Şeker hastalığı beraberinde pek çok rahatsızlığı da getiren önemli problemlerden biridir. Özellikle bu hastalığın böbrek ve kalp gibi insan hayatı için kritik özelliklere sahip olan organlar üzerinde olumsuz etkisi bulunuyor. B gibi nedenlerden dolayı şeker hastalığı cerrahi müdahale ile kontrol altına alınmalıdır. Tip 2 şeker hastalığı bulunanlar ameliyat için uygun hasta grubu içerisinde yer alır.
Şeker Ameliyatı Hangi Sorunları Ortadan Kaldırır?
İnce bağırsağın yiyecek girişine kapatılması şeker hastalığı ameliyatı sağlanır. Bu işlem sayesinde vücutta kan şekeri değişikliklerinin önü kesilmiş oluyor. Tip 2 şeker hastalarında genellikle aşırı kilo gibi şikayetler söz konusu oluyor. Ameliyat sonrasında kan şekerinde düşme meydana gelecek olsa da hastaların ameliyat sonrasında kilo kaybı yaşayacaklarına dair bir beklentilerinin olmaması gerekiyor. Çünkü ameliyat ile vücutta hormonal dengelerin korunması sağlanıyor.

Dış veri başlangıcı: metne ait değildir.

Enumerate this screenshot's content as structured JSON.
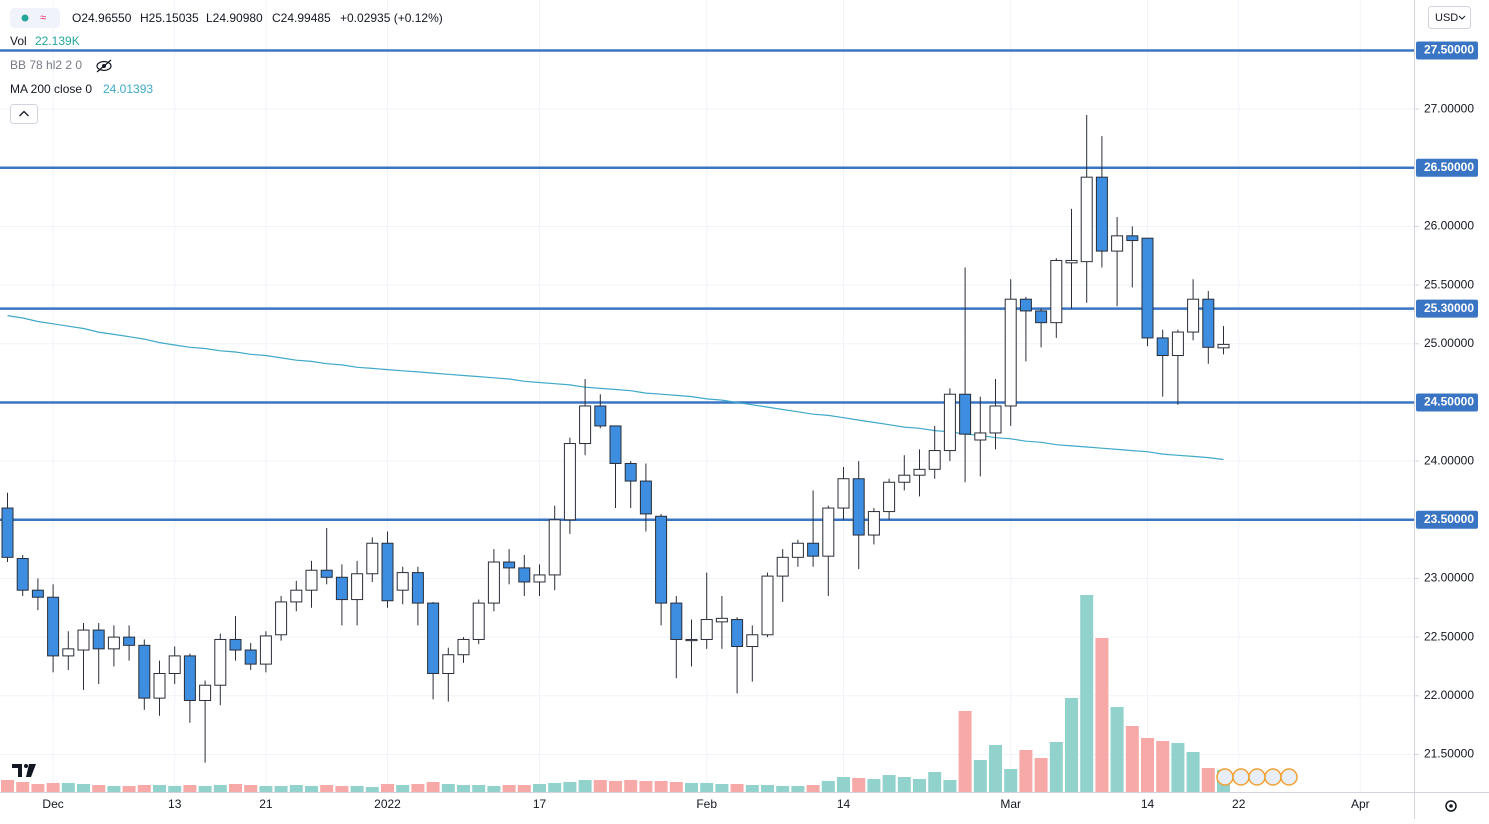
{
  "chart_data": {
    "type": "candlestick",
    "legend": {
      "open": "O24.96550",
      "high": "H25.15035",
      "low": "L24.90980",
      "close": "C24.99485",
      "change": "+0.02935 (+0.12%)"
    },
    "indicators": {
      "vol_name": "Vol",
      "vol_value": "22.139K",
      "bb": "BB 78 hl2 2 0",
      "ma_name": "MA 200 close 0",
      "ma_value": "24.01393"
    },
    "currency": "USD",
    "categories": [
      null,
      null,
      null,
      "Dec",
      null,
      null,
      null,
      null,
      null,
      null,
      null,
      "13",
      null,
      null,
      null,
      null,
      null,
      "21",
      null,
      null,
      null,
      null,
      null,
      null,
      null,
      "2022",
      null,
      null,
      null,
      null,
      null,
      null,
      null,
      null,
      null,
      "17",
      null,
      null,
      null,
      null,
      null,
      null,
      null,
      null,
      null,
      null,
      "Feb",
      null,
      null,
      null,
      null,
      null,
      null,
      null,
      null,
      "14",
      null,
      null,
      null,
      null,
      null,
      null,
      null,
      null,
      null,
      null,
      "Mar",
      null,
      null,
      null,
      null,
      null,
      null,
      null,
      null,
      "14",
      null,
      null,
      null,
      null,
      null,
      "22",
      null,
      null,
      null,
      null,
      null,
      null,
      null,
      "Apr",
      null,
      null
    ],
    "open": [
      23.6,
      23.17,
      22.9,
      22.84,
      22.34,
      22.39,
      22.56,
      22.4,
      22.5,
      22.43,
      21.98,
      22.19,
      22.34,
      21.96,
      22.09,
      22.48,
      22.39,
      22.27,
      22.52,
      22.8,
      22.9,
      23.07,
      23.01,
      22.82,
      23.04,
      23.3,
      22.9,
      23.05,
      22.79,
      22.19,
      22.35,
      22.48,
      22.79,
      23.14,
      23.09,
      22.97,
      23.03,
      23.5,
      24.15,
      24.47,
      24.3,
      23.98,
      23.83,
      23.53,
      22.79,
      22.47,
      22.48,
      22.63,
      22.65,
      22.42,
      22.52,
      23.02,
      23.18,
      23.3,
      23.19,
      23.6,
      23.85,
      23.37,
      23.57,
      23.82,
      23.88,
      23.93,
      24.09,
      24.57,
      24.18,
      24.24,
      24.47,
      25.38,
      25.28,
      25.18,
      25.69,
      25.7,
      26.42,
      25.79,
      25.92,
      25.9,
      25.05,
      24.9,
      25.1,
      25.38,
      24.9655,
      null,
      null,
      null,
      null,
      null,
      null,
      null,
      null,
      null,
      null,
      null
    ],
    "high": [
      23.73,
      23.2,
      23.0,
      22.95,
      22.55,
      22.62,
      22.62,
      22.6,
      22.6,
      22.48,
      22.3,
      22.42,
      22.36,
      22.13,
      22.53,
      22.68,
      22.45,
      22.55,
      22.85,
      22.98,
      23.15,
      23.43,
      23.12,
      23.15,
      23.35,
      23.4,
      23.1,
      23.1,
      22.8,
      22.41,
      22.5,
      22.82,
      23.25,
      23.25,
      23.2,
      23.12,
      23.62,
      24.2,
      24.7,
      24.57,
      24.3,
      24.0,
      23.98,
      23.55,
      22.85,
      22.65,
      23.05,
      22.85,
      22.67,
      22.6,
      23.05,
      23.25,
      23.33,
      23.75,
      23.62,
      23.95,
      24.0,
      23.6,
      23.85,
      24.05,
      24.1,
      24.3,
      24.62,
      25.65,
      24.55,
      24.7,
      25.55,
      25.4,
      25.3,
      25.73,
      26.15,
      26.95,
      26.77,
      26.08,
      26.0,
      25.9,
      25.12,
      25.12,
      25.55,
      25.45,
      25.15035,
      null,
      null,
      null,
      null,
      null,
      null,
      null,
      null,
      null,
      null,
      null
    ],
    "low": [
      23.14,
      22.85,
      22.73,
      22.2,
      22.22,
      22.05,
      22.1,
      22.25,
      22.3,
      21.88,
      21.83,
      22.1,
      21.77,
      21.43,
      21.92,
      22.3,
      22.22,
      22.2,
      22.47,
      22.72,
      22.75,
      22.95,
      22.6,
      22.6,
      22.97,
      22.75,
      22.78,
      22.6,
      21.97,
      21.95,
      22.28,
      22.44,
      22.72,
      22.95,
      22.85,
      22.85,
      22.9,
      23.38,
      24.05,
      24.28,
      23.6,
      23.6,
      23.4,
      22.6,
      22.15,
      22.25,
      22.4,
      22.4,
      22.02,
      22.12,
      22.5,
      22.8,
      23.1,
      23.1,
      22.85,
      23.5,
      23.08,
      23.29,
      23.5,
      23.75,
      23.7,
      23.85,
      24.0,
      23.82,
      23.87,
      24.1,
      24.3,
      24.85,
      24.97,
      25.05,
      25.3,
      25.35,
      25.65,
      25.32,
      25.48,
      24.98,
      24.55,
      24.48,
      25.03,
      24.83,
      24.9098,
      null,
      null,
      null,
      null,
      null,
      null,
      null,
      null,
      null,
      null,
      null
    ],
    "close": [
      23.18,
      22.9,
      22.84,
      22.34,
      22.4,
      22.56,
      22.4,
      22.5,
      22.43,
      21.98,
      22.19,
      22.34,
      21.96,
      22.09,
      22.48,
      22.39,
      22.27,
      22.51,
      22.8,
      22.9,
      23.07,
      23.01,
      22.82,
      23.04,
      23.3,
      22.81,
      23.05,
      22.79,
      22.19,
      22.35,
      22.48,
      22.79,
      23.14,
      23.09,
      22.97,
      23.03,
      23.5,
      24.15,
      24.47,
      24.3,
      23.98,
      23.83,
      23.55,
      22.79,
      22.48,
      22.48,
      22.65,
      22.66,
      22.42,
      22.52,
      23.02,
      23.18,
      23.3,
      23.19,
      23.6,
      23.85,
      23.37,
      23.57,
      23.82,
      23.88,
      23.93,
      24.09,
      24.57,
      24.23,
      24.24,
      24.47,
      25.38,
      25.28,
      25.18,
      25.71,
      25.71,
      26.42,
      25.79,
      25.92,
      25.88,
      25.05,
      24.9,
      25.1,
      25.38,
      24.97,
      24.99485,
      null,
      null,
      null,
      null,
      null,
      null,
      null,
      null,
      null,
      null,
      null
    ],
    "volume": [
      12,
      10,
      8,
      9,
      9,
      8,
      7,
      6,
      6,
      7,
      7,
      6,
      7,
      6,
      7,
      8,
      7,
      6,
      6,
      7,
      6,
      7,
      6,
      6,
      5,
      8,
      7,
      8,
      10,
      8,
      7,
      7,
      6,
      7,
      7,
      8,
      9,
      10,
      12,
      12,
      11,
      12,
      11,
      11,
      10,
      9,
      9,
      8,
      8,
      7,
      7,
      6,
      6,
      7,
      11,
      15,
      14,
      13,
      17,
      15,
      13,
      20,
      12,
      81,
      32,
      47,
      23,
      42,
      34,
      50,
      94,
      197,
      154,
      85,
      66,
      54,
      51,
      49,
      40,
      24,
      22.139,
      null,
      null,
      null,
      null,
      null,
      null,
      null,
      null,
      null,
      null,
      null
    ],
    "ma": [
      25.24,
      25.22,
      25.19,
      25.17,
      25.15,
      25.13,
      25.1,
      25.08,
      25.06,
      25.04,
      25.01,
      24.99,
      24.97,
      24.96,
      24.94,
      24.93,
      24.91,
      24.9,
      24.88,
      24.86,
      24.85,
      24.83,
      24.82,
      24.8,
      24.79,
      24.78,
      24.77,
      24.76,
      24.75,
      24.74,
      24.73,
      24.72,
      24.71,
      24.7,
      24.68,
      24.67,
      24.66,
      24.65,
      24.63,
      24.62,
      24.61,
      24.6,
      24.58,
      24.57,
      24.56,
      24.55,
      24.53,
      24.52,
      24.5,
      24.48,
      24.46,
      24.44,
      24.42,
      24.4,
      24.39,
      24.37,
      24.35,
      24.33,
      24.31,
      24.29,
      24.28,
      24.26,
      24.25,
      24.23,
      24.22,
      24.2,
      24.19,
      24.17,
      24.16,
      24.14,
      24.13,
      24.12,
      24.11,
      24.1,
      24.09,
      24.08,
      24.06,
      24.05,
      24.04,
      24.03,
      24.01393,
      null,
      null,
      null,
      null,
      null,
      null,
      null,
      null,
      null,
      null,
      null
    ],
    "ylim": [
      21.18,
      27.93
    ],
    "yticks": [
      {
        "value": 21.5,
        "label": "21.50000"
      },
      {
        "value": 22,
        "label": "22.00000"
      },
      {
        "value": 22.5,
        "label": "22.50000"
      },
      {
        "value": 23,
        "label": "23.00000"
      },
      {
        "value": 23.5,
        "label": "23.50000"
      },
      {
        "value": 24,
        "label": "24.00000"
      },
      {
        "value": 24.5,
        "label": "24.50000"
      },
      {
        "value": 25,
        "label": "25.00000"
      },
      {
        "value": 25.5,
        "label": "25.50000"
      },
      {
        "value": 26,
        "label": "26.00000"
      },
      {
        "value": 26.5,
        "label": "26.50000"
      },
      {
        "value": 27,
        "label": "27.00000"
      }
    ],
    "hlines": [
      {
        "value": 27.5,
        "label": "27.50000"
      },
      {
        "value": 26.5,
        "label": "26.50000"
      },
      {
        "value": 25.3,
        "label": "25.30000"
      },
      {
        "value": 24.5,
        "label": "24.50000"
      },
      {
        "value": 23.5,
        "label": "23.50000"
      }
    ],
    "colors": {
      "up": "#ffffff",
      "down": "#3d8ee0",
      "border": "#2a2e39",
      "vol_up": "#92d2cc",
      "vol_down": "#f7a9a7",
      "hline": "#3a75c4",
      "ma": "#3fa9c9"
    },
    "grid": true
  }
}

Ameliyat sayesinde mideye ulaşan gıdaların fazlaca emilime uğramadan bağırsaklara gönderilmesi sağlanır. Bu da insülin dengesini sağlamaya yardımcı olur. Başarılı sonuçları ortaya çıkaran ve hastalarda pek çok şikayetin son bulmasını sağlayan bu ameliyat ne yazık ki her tip şeker hastasına uygulanamıyor.
Hastalar içerisinde Tip 2 olarak adlandırılan gruba ameliyat uygulanması söz konusu olsa bile bu hastaların 0’üne ameliyat yapılması imkansızdır. Çünkü cerrahi müdahale için hastanın bazı koşulları sağlıyor olması gerekir. Örneğin ameliyata alınacak olan hastanın pankreasında mutlaka hala insülin üretimi sağlanıyor olması gerekir. Pankreasında insülin bulunmayan hastalar için bu ameliyat başarılı bir sonuç vermeyecektir. Bunun yanı sıra hastanın durumu giderek kötüleşiyorsa örneğin hastalık göz ve kalp gibi organların sağlıklı çalışmasını engelliyor ise ameliyat yöntemi tercih edilebilir.
Şeker Ameliyatında Risk Nedir?
Genel geçer bir ifade kullanmak şeker hastalığı ameliyatı sonrası durum için yanlış olacaktır. Çünkü ameliyat sonrasında ortaya çıkacak komplikasyonlar ya da iyileşmenin hızlı olması tamamen hastaların metabolik yapılarına göre değişiklik gösteriyor. Fakat genel anlamda oldukça olumlu sonuçları ortaya çıkaran ameliyat güvenilir bir tedavi yöntemi olmakla birlikte şeker hastalarının fizyolojik yapısını da en az bozan işlemlerden biri olarak ifade edilebilir.
Özellikle yapılan her tedaviye karşın olumlu bir sonuç alınamayan hastalarda ya da kan şeker değeri kontrol altına alınmış olmasına rağmen istenen düzeye ulaşamayan hastalarda bu yöntemin uygulanmasında yarar bulunuyor. Ayrıca şeker hastalığı ile obezite hastalığı ile de mücadelesi olan hastalar da ameliyat edilebilir.
Ameliyat olan hastaların büyük bir çoğunluğunda cerrahi müdahalenin olumlu sonuçları görülüyor. Hastaların kişisel hikayelerine ve genetik yapılarına göre de sonuçların farlılık göstermesi doğal karşılanıyor. Örneğin bazı hastalar tamamen ilaçlar ile vedalaşabiliyorken bazı hastalarda ise ilaç kullanımı en alt seviyeye kadar düşürülebiliyor.
Ameliyattan başarılı sonuçların çıkabilmesi için mutlaka öncesinde ciddi bir ön değerlendirilme yapılması gerekiyor. Yapılacak olan değerlendirmenin verdiği sonuçlara göre de uygulanacak olan tedavi yönteminin ne gibi katkısı olacağı değerlendirilmelidir. Bundan sonra ise cerrahi operasyon uygulama kararı verilir.